ORF nimmt Kampusch-Dokumentation aus dem Programm – wichtiges Signal für den Opferschutz

Wien (OTS) – Der WEISSE RING begrüßt die Entscheidung des
Österreichischen
Rundfunk (ORF), die geplante Dokumentation über Natascha Kampusch,
die am Montag ausgestrahlt werden sollte, aus dem Programm zu nehmen.

Als Opferhilfeeinrichtung hat der WEISSE RING im Vorfeld
gegenüber dem ORF seine Bedenken hinsichtlich der Ausstrahlung
deutlich gemacht und rechtliche Schritte zur Prüfung eingeleitet.
Erfahrungen aus der Arbeit mit Betroffenen von Straftaten zeigen,
dass mediale Berichterstattung bei Betroffenen schwerer Gewalt zu
starken Retraumatisierungen führen kann – insbesondere dann, wenn sie
sich ohnehin in einer psychisch belasteten Situation befinden.

„Mediale Aufmerksamkeit kann für Betroffene sehr belastend sein
und unabsehbare Konsequenzen mit sich ziehen.

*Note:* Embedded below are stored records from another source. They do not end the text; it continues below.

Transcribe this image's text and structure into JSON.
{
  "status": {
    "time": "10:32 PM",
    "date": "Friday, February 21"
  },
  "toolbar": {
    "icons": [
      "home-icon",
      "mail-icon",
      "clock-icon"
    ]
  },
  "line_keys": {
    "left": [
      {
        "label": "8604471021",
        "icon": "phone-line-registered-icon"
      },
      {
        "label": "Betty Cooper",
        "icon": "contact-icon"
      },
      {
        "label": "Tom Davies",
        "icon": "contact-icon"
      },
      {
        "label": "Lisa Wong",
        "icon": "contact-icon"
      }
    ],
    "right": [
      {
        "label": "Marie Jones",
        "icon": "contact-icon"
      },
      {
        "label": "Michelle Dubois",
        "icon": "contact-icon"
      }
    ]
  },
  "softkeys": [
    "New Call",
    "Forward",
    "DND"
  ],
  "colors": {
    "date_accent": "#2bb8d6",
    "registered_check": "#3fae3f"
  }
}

Zentral ist, dass
identifizierbare Betroffene von schweren Straftaten immer eine
selbständige und absolut informierte Entscheidung treffen können, ob
und wie medial über sie berichtet wird.“, betonen Caroline
Kerschbaumer und Claudia Mikosz, Geschäftsführerinnen des WEISSEN
RINGS.

Gleichzeitig weist der WEISSE RING darauf hin, dass bereits durch
die Vorberichterstattung ein erheblicher Schaden entstanden ist.
Zahlreiche Medien haben im Zusammenhang mit der angekündigten Sendung
über höchstpersönliche Details zum Gesundheitszustand von Natascha
Kampusch berichtet.

Die Entscheidung des ORF, die Ausstrahlung derzeit nicht
vorzunehmen, wertet der WEISSE RING als wichtiges Signal für einen
verantwortungsvollen Umgang mit Betroffenen von Straftaten.
Opferschutz und die Wahrung höchstpersönlicher Lebensbereiche müssten
auch im medialen Kontext oberste Priorität haben.

Der WEISSE RING setzt sich seit vielen Jahren dafür ein, dass die
Interessen und Bedürfnisse von Betroffenen von Straftaten im Zentrum
stehen – auch in der öffentlichen Berichterstattung.